At stake for China now is the danger that other firms will follow suit and reassess their de-risking strategy, opting potentially to shift production closer to home, an approach known as "near-shoring".

"If it's permanent, and it could be permanent, then the whole mechanism will be readjusted," said Marco Castelli, founder of IC Trade, which exports Chinese-made mechanical components to Europe. "Some (companies) may also consider moving more production to India, which is one week closer to Europe. Companies need to reevaluate everything."

Further Red Sea disruptions would pile pressure on a struggling Chinese economy already contending with a property crisis, weak consumer demand, a shrinking population and sluggish global growth.

With Europe and Africa trade accounting for 40% of Han's overall business, he said he had been pleading with suppliers and customers to shoulder some of the additional costs to keep his company afloat.
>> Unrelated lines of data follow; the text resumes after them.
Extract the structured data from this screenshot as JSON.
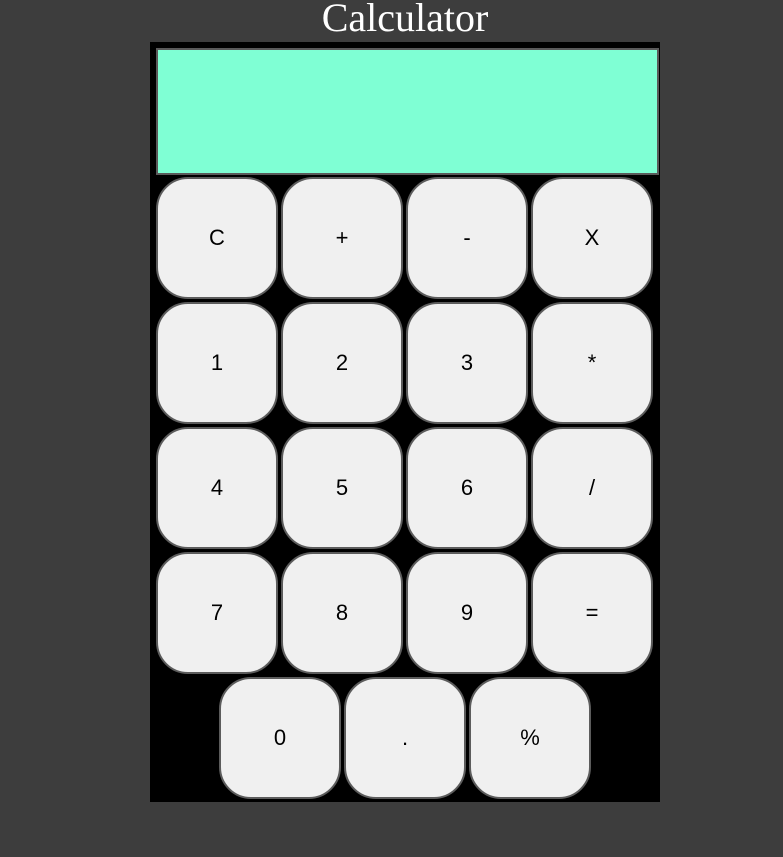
{
  "title": "Calculator",
  "display": {
    "value": ""
  },
  "colors": {
    "background": "#3d3d3d",
    "display": "#7fffd4",
    "button": "#f0f0f0",
    "panel": "#000000"
  },
  "rows": [
    [
      "C",
      "+",
      "-",
      "X"
    ],
    [
      "1",
      "2",
      "3",
      "*"
    ],
    [
      "4",
      "5",
      "6",
      "/"
    ],
    [
      "7",
      "8",
      "9",
      "="
    ],
    [
      "0",
      ".",
      "%"
    ]
  ]
}
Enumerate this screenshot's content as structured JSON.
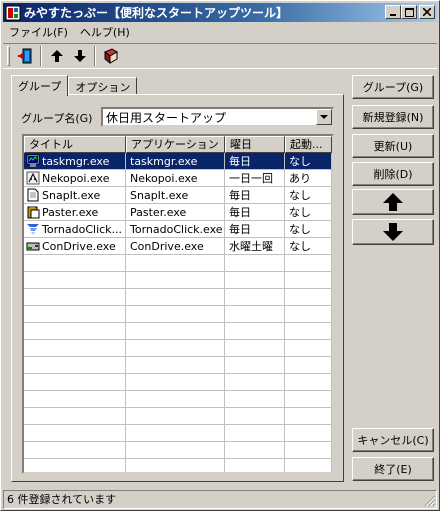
{
  "window": {
    "title": "みやすたっぷー【便利なスタートアップツール】",
    "buttons": {
      "minimize": "_",
      "maximize": "□",
      "close": "×"
    }
  },
  "menu": [
    {
      "label": "ファイル(F)"
    },
    {
      "label": "ヘルプ(H)"
    }
  ],
  "toolbar": {
    "icons": [
      "exit-icon",
      "up-arrow-icon",
      "down-arrow-icon",
      "book-icon"
    ]
  },
  "tabs": [
    {
      "label": "グループ",
      "active": true
    },
    {
      "label": "オプション",
      "active": false
    }
  ],
  "group": {
    "label": "グループ名(G)",
    "selected": "休日用スタートアップ"
  },
  "table": {
    "columns": [
      "タイトル",
      "アプリケーション",
      "曜日",
      "起動..."
    ],
    "rows": [
      {
        "title": "taskmgr.exe",
        "app": "taskmgr.exe",
        "day": "毎日",
        "launch": "なし",
        "icon": "task-manager-icon",
        "selected": true
      },
      {
        "title": "Nekopoi.exe",
        "app": "Nekopoi.exe",
        "day": "一日一回",
        "launch": "あり",
        "icon": "cat-icon",
        "selected": false
      },
      {
        "title": "SnapIt.exe",
        "app": "SnapIt.exe",
        "day": "毎日",
        "launch": "なし",
        "icon": "document-icon",
        "selected": false
      },
      {
        "title": "Paster.exe",
        "app": "Paster.exe",
        "day": "毎日",
        "launch": "なし",
        "icon": "paste-icon",
        "selected": false
      },
      {
        "title": "TornadoClick...",
        "app": "TornadoClick.exe",
        "day": "毎日",
        "launch": "なし",
        "icon": "tornado-icon",
        "selected": false
      },
      {
        "title": "ConDrive.exe",
        "app": "ConDrive.exe",
        "day": "水曜土曜",
        "launch": "なし",
        "icon": "drive-icon",
        "selected": false
      }
    ]
  },
  "buttons": {
    "group": "グループ(G)",
    "new": "新規登録(N)",
    "update": "更新(U)",
    "delete": "削除(D)",
    "cancel": "キャンセル(C)",
    "exit": "終了(E)"
  },
  "status": "6 件登録されています"
}
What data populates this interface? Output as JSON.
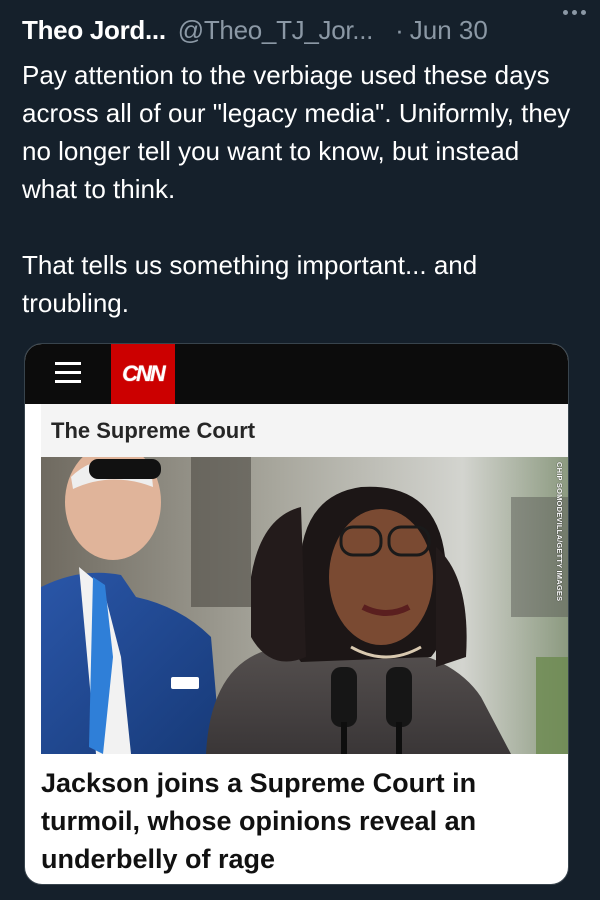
{
  "tweet": {
    "display_name": "Theo Jord...",
    "handle": "@Theo_TJ_Jor...",
    "separator": "·",
    "date": "Jun 30",
    "more_icon": "more-horizontal-icon",
    "text": "Pay attention to the verbiage used these days across all of our \"legacy media\". Uniformly, they no longer tell you want to know, but instead what to think.\n\nThat tells us something important... and troubling."
  },
  "card": {
    "brand_logo": "CNN",
    "menu_icon": "hamburger-menu-icon",
    "section": "The Supreme Court",
    "photo_credit": "CHIP SOMODEVILLA/GETTY IMAGES",
    "headline": "Jackson joins a Supreme Court in turmoil, whose opinions reveal an underbelly of rage"
  },
  "colors": {
    "background": "#15202b",
    "text": "#ffffff",
    "secondary_text": "#8b98a5",
    "cnn_red": "#cc0000",
    "card_border": "#38444d"
  }
}
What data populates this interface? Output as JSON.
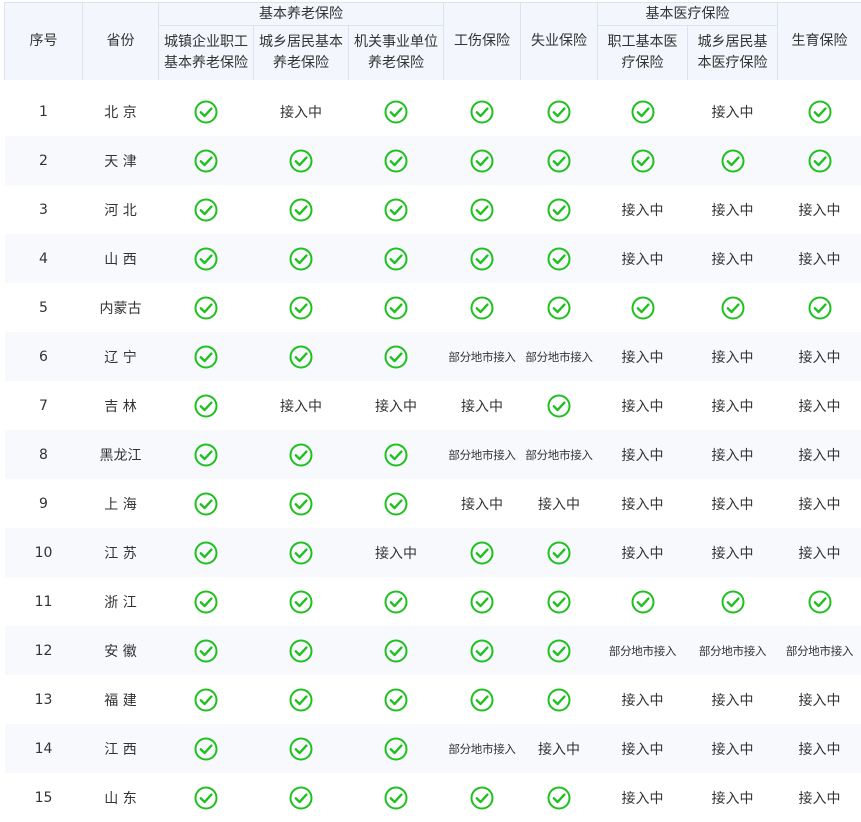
{
  "header": {
    "group_pension": "基本养老保险",
    "group_medical": "基本医疗保险",
    "col_index": "序号",
    "col_province": "省份",
    "col_urban_enterprise_pension": "城镇企业职工基本养老保险",
    "col_urban_rural_pension": "城乡居民基本养老保险",
    "col_institution_pension": "机关事业单位养老保险",
    "col_injury": "工伤保险",
    "col_unemployment": "失业保险",
    "col_employee_medical": "职工基本医疗保险",
    "col_resident_medical": "城乡居民基本医疗保险",
    "col_maternity": "生育保险"
  },
  "status_labels": {
    "pending": "接入中",
    "partial": "部分地市接入"
  },
  "colors": {
    "check_green": "#1fc01f",
    "header_bg": "#f3f6fc",
    "row_alt_bg": "#f7f9fd",
    "text": "#333333"
  },
  "icons": {
    "connected": "check-circle-icon"
  },
  "rows": [
    {
      "index": "1",
      "province": "北 京",
      "cells": [
        "ok",
        "pending",
        "ok",
        "ok",
        "ok",
        "ok",
        "pending",
        "ok"
      ]
    },
    {
      "index": "2",
      "province": "天 津",
      "cells": [
        "ok",
        "ok",
        "ok",
        "ok",
        "ok",
        "ok",
        "ok",
        "ok"
      ]
    },
    {
      "index": "3",
      "province": "河 北",
      "cells": [
        "ok",
        "ok",
        "ok",
        "ok",
        "ok",
        "pending",
        "pending",
        "pending"
      ]
    },
    {
      "index": "4",
      "province": "山 西",
      "cells": [
        "ok",
        "ok",
        "ok",
        "ok",
        "ok",
        "pending",
        "pending",
        "pending"
      ]
    },
    {
      "index": "5",
      "province": "内蒙古",
      "cells": [
        "ok",
        "ok",
        "ok",
        "ok",
        "ok",
        "ok",
        "ok",
        "ok"
      ]
    },
    {
      "index": "6",
      "province": "辽 宁",
      "cells": [
        "ok",
        "ok",
        "ok",
        "partial",
        "partial",
        "pending",
        "pending",
        "pending"
      ]
    },
    {
      "index": "7",
      "province": "吉 林",
      "cells": [
        "ok",
        "pending",
        "pending",
        "pending",
        "ok",
        "pending",
        "pending",
        "pending"
      ]
    },
    {
      "index": "8",
      "province": "黑龙江",
      "cells": [
        "ok",
        "ok",
        "ok",
        "partial",
        "partial",
        "pending",
        "pending",
        "pending"
      ]
    },
    {
      "index": "9",
      "province": "上 海",
      "cells": [
        "ok",
        "ok",
        "ok",
        "pending",
        "pending",
        "pending",
        "pending",
        "pending"
      ]
    },
    {
      "index": "10",
      "province": "江 苏",
      "cells": [
        "ok",
        "ok",
        "pending",
        "ok",
        "ok",
        "pending",
        "pending",
        "pending"
      ]
    },
    {
      "index": "11",
      "province": "浙 江",
      "cells": [
        "ok",
        "ok",
        "ok",
        "ok",
        "ok",
        "ok",
        "ok",
        "ok"
      ]
    },
    {
      "index": "12",
      "province": "安 徽",
      "cells": [
        "ok",
        "ok",
        "ok",
        "ok",
        "ok",
        "partial",
        "partial",
        "partial"
      ]
    },
    {
      "index": "13",
      "province": "福 建",
      "cells": [
        "ok",
        "ok",
        "ok",
        "ok",
        "ok",
        "pending",
        "pending",
        "pending"
      ]
    },
    {
      "index": "14",
      "province": "江 西",
      "cells": [
        "ok",
        "ok",
        "ok",
        "partial",
        "pending",
        "pending",
        "pending",
        "pending"
      ]
    },
    {
      "index": "15",
      "province": "山 东",
      "cells": [
        "ok",
        "ok",
        "ok",
        "ok",
        "ok",
        "pending",
        "pending",
        "pending"
      ]
    }
  ]
}
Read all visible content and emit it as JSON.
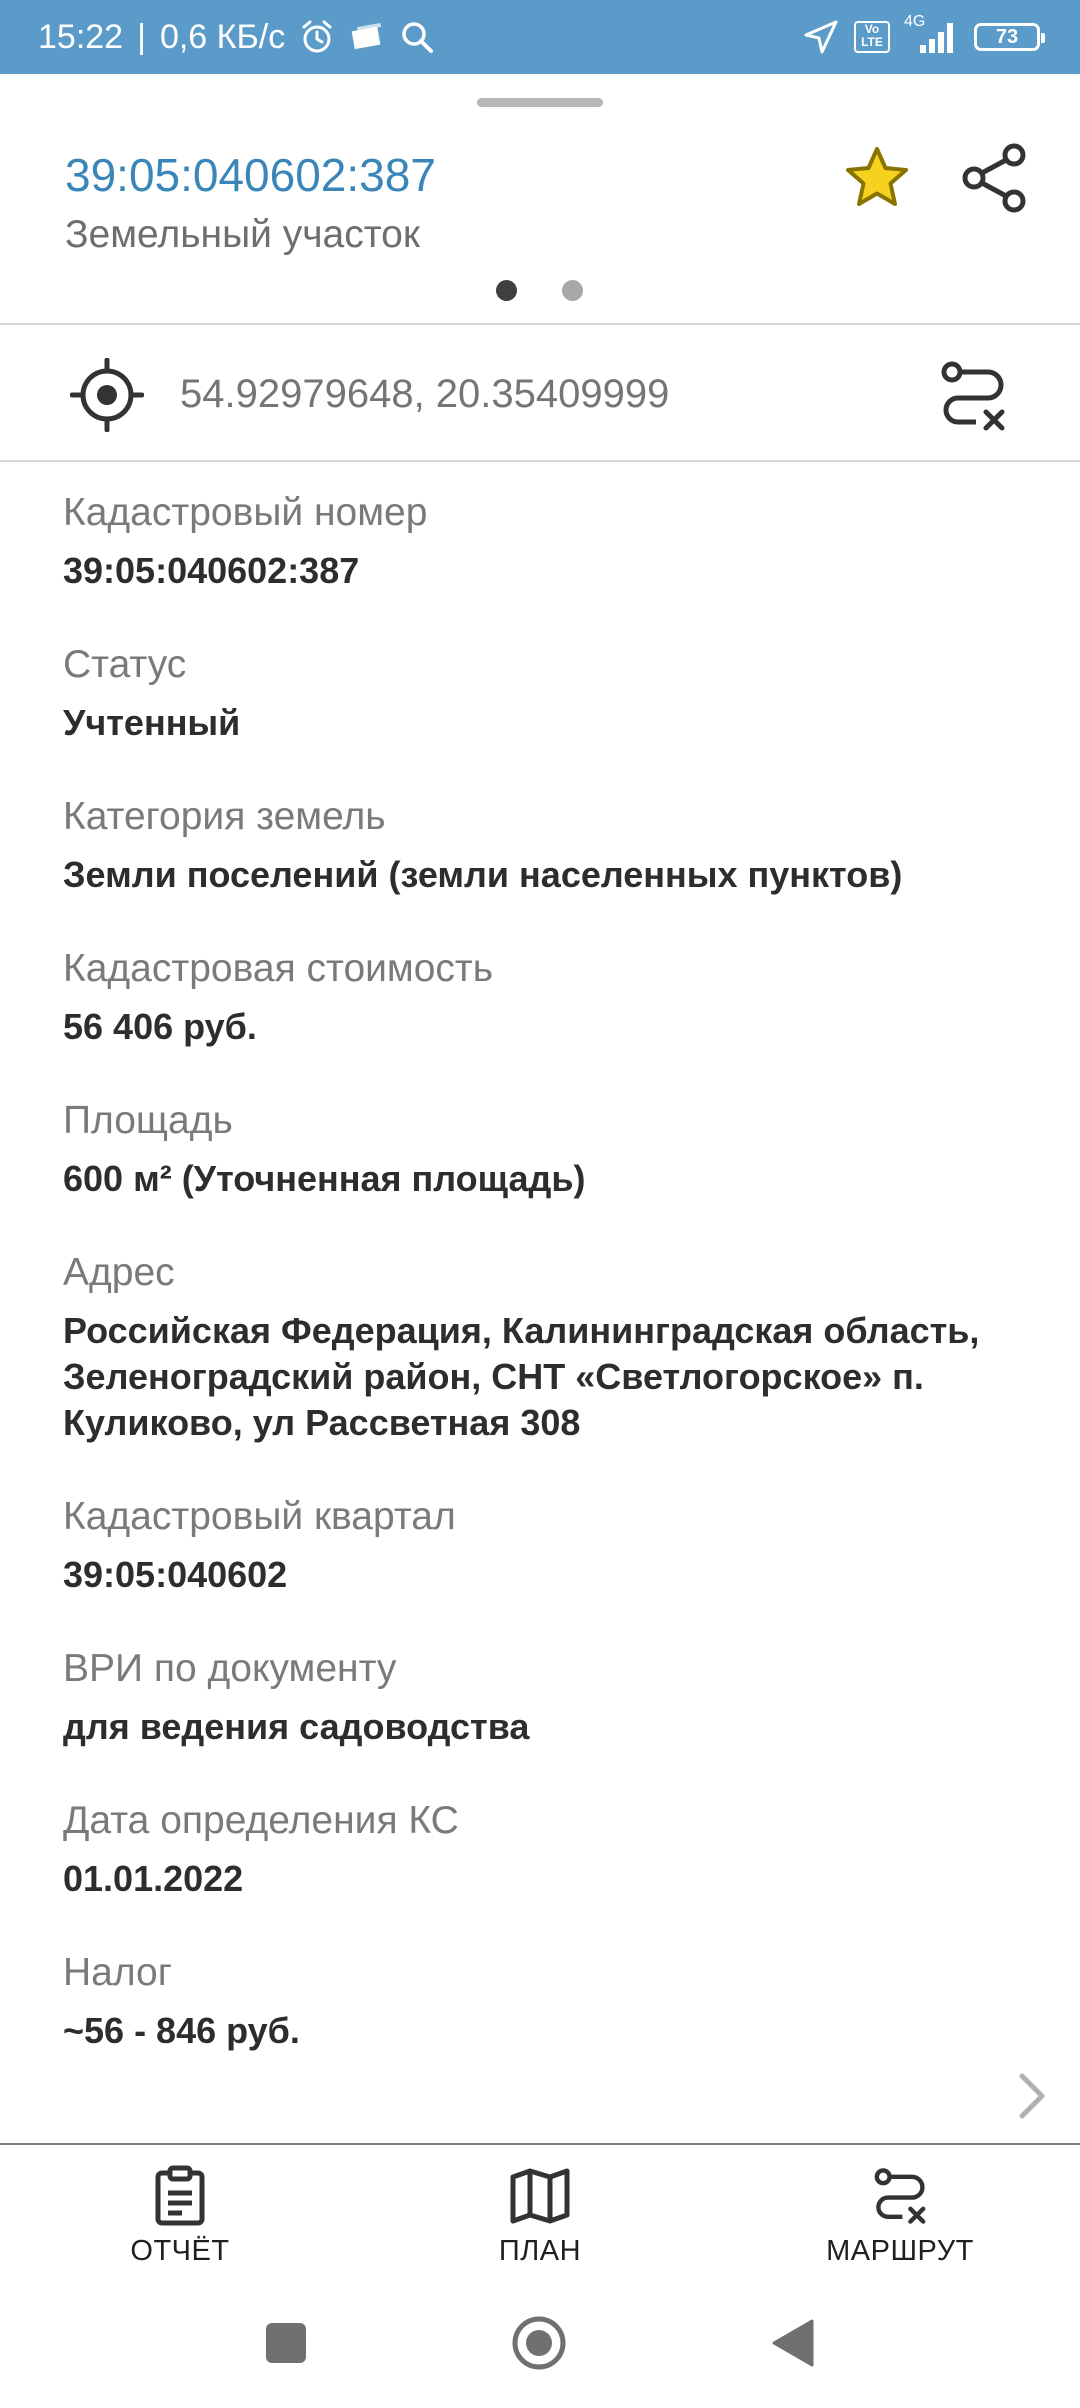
{
  "status_bar": {
    "time": "15:22",
    "separator": "|",
    "speed": "0,6 КБ/с",
    "network": "4G",
    "volte_top": "Vo",
    "volte_bottom": "LTE",
    "battery": "73"
  },
  "header": {
    "title": "39:05:040602:387",
    "subtitle": "Земельный участок",
    "page_count": 2,
    "active_page": 1
  },
  "location": {
    "coordinates": "54.92979648, 20.35409999"
  },
  "properties": [
    {
      "label": "Кадастровый номер",
      "value": "39:05:040602:387"
    },
    {
      "label": "Статус",
      "value": "Учтенный"
    },
    {
      "label": "Категория земель",
      "value": "Земли поселений (земли населенных пунктов)"
    },
    {
      "label": "Кадастровая стоимость",
      "value": "56 406 руб."
    },
    {
      "label": "Площадь",
      "value": "600 м² (Уточненная площадь)"
    },
    {
      "label": "Адрес",
      "value": "Российская Федерация, Калининградская область, Зеленоградский район, СНТ «Светлогорское» п. Куликово, ул Рассветная 308"
    },
    {
      "label": "Кадастровый квартал",
      "value": "39:05:040602"
    },
    {
      "label": "ВРИ по документу",
      "value": "для ведения садоводства"
    },
    {
      "label": "Дата определения КС",
      "value": "01.01.2022"
    },
    {
      "label": "Налог",
      "value": "~56 - 846 руб."
    }
  ],
  "bottom_nav": {
    "report_label": "ОТЧЁТ",
    "plan_label": "ПЛАН",
    "route_label": "МАРШРУТ"
  },
  "colors": {
    "status_bar": "#5b9bc9",
    "title_accent": "#3b86b8",
    "favorite_star": "#e8c21c",
    "label_gray": "#7a7a7a",
    "value_dark": "#2d2d2d"
  },
  "icons": {
    "favorite": "star-icon",
    "share": "share-icon",
    "location": "target-icon",
    "route_cancel": "route-cancel-icon",
    "report": "clipboard-icon",
    "plan": "map-icon",
    "route": "route-cancel-icon"
  }
}
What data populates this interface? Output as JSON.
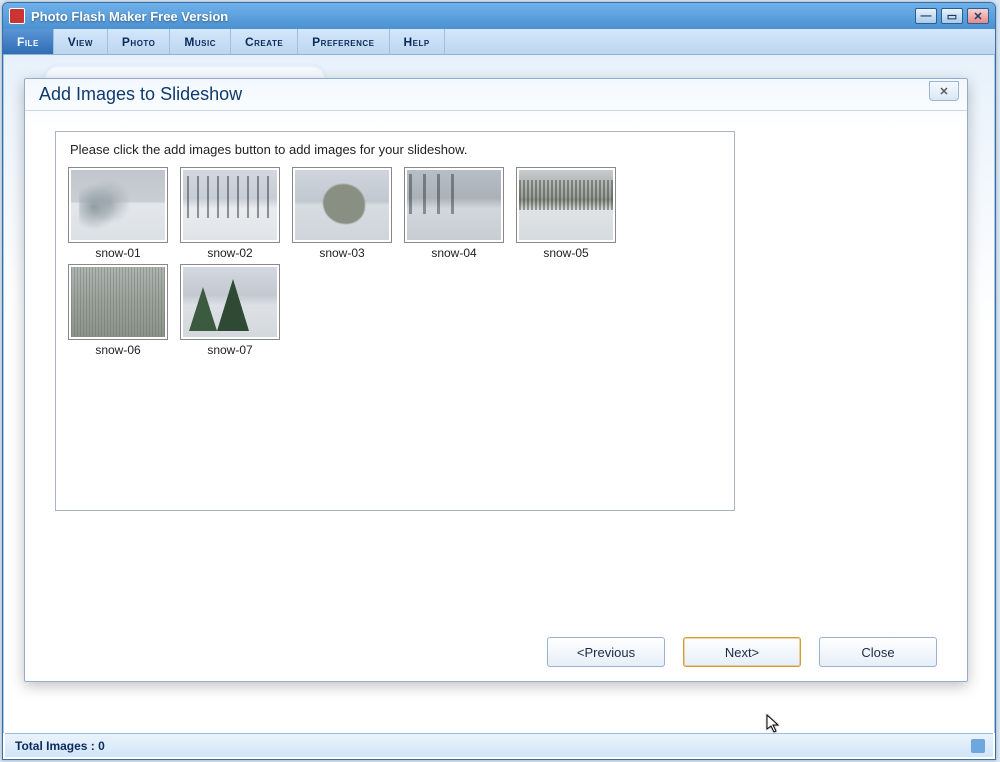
{
  "window": {
    "title": "Photo Flash Maker Free Version"
  },
  "menu": {
    "items": [
      {
        "label": "File",
        "active": true
      },
      {
        "label": "View",
        "active": false
      },
      {
        "label": "Photo",
        "active": false
      },
      {
        "label": "Music",
        "active": false
      },
      {
        "label": "Create",
        "active": false
      },
      {
        "label": "Preference",
        "active": false
      },
      {
        "label": "Help",
        "active": false
      }
    ]
  },
  "statusbar": {
    "total_images_label": "Total Images : 0"
  },
  "dialog": {
    "title": "Add Images to Slideshow",
    "instruction": "Please click the add images button to add  images for your slideshow.",
    "thumbnails": [
      {
        "caption": "snow-01",
        "style": "snow-a"
      },
      {
        "caption": "snow-02",
        "style": "snow-b"
      },
      {
        "caption": "snow-03",
        "style": "snow-c"
      },
      {
        "caption": "snow-04",
        "style": "snow-d"
      },
      {
        "caption": "snow-05",
        "style": "snow-e"
      },
      {
        "caption": "snow-06",
        "style": "snow-f"
      },
      {
        "caption": "snow-07",
        "style": "snow-g"
      }
    ],
    "buttons": {
      "previous": "<Previous",
      "next": "Next>",
      "close": "Close"
    }
  }
}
Shipping times for some orders were delayed by up to several weeks, he said.

Compounding the pain for some firms, the disruptions come as many are navigating a logistics challenge ahead of Lunar New Year in February, when some 300 million migrant workers go on leave and almost all factories in China shut, creating a scramble in the preceding weeks to get goods shipped.

Mike Sagan, the Shenzhen-based vice president for supply chains and operations at KidKraft, a maker of outdoor play equipment and wooden toys, said many European customers are slamming on the brakes, saying: "Don't ship anything, hold it".

"A lot of suppliers, they're screaming about money today," said Sagan, whose company supplies retailers including Walmart and Target.

A worry for larger manufacturers, he said, is the snowball effect on smaller suppliers with tight margins, as they would be among the last to receive payments but are critical to the supply chain.

Rerouting vessels from the Red Sea - the shortest route from Asia to Europe via the Suez Canal - around the Cape of Good Hope can add two weeks to shipping schedules, reducing global container capacity and cleaving supply chains as it takes longer for vessels to return to ports to reload.

That probably means delays for goods scheduled to arrive on Western shelves in April or May. Some logistics companies are already reporting a container shortage at Ningbo-Zhoushan port in China, one of the world's busiest by cargo tonnage, according to BMI, an industry research firm.

The Suez Canal is a primary route for China's westward shipments of goods, including around 60% of its exports to Europe, according to the Middle East Institute, a Washington-based think tank.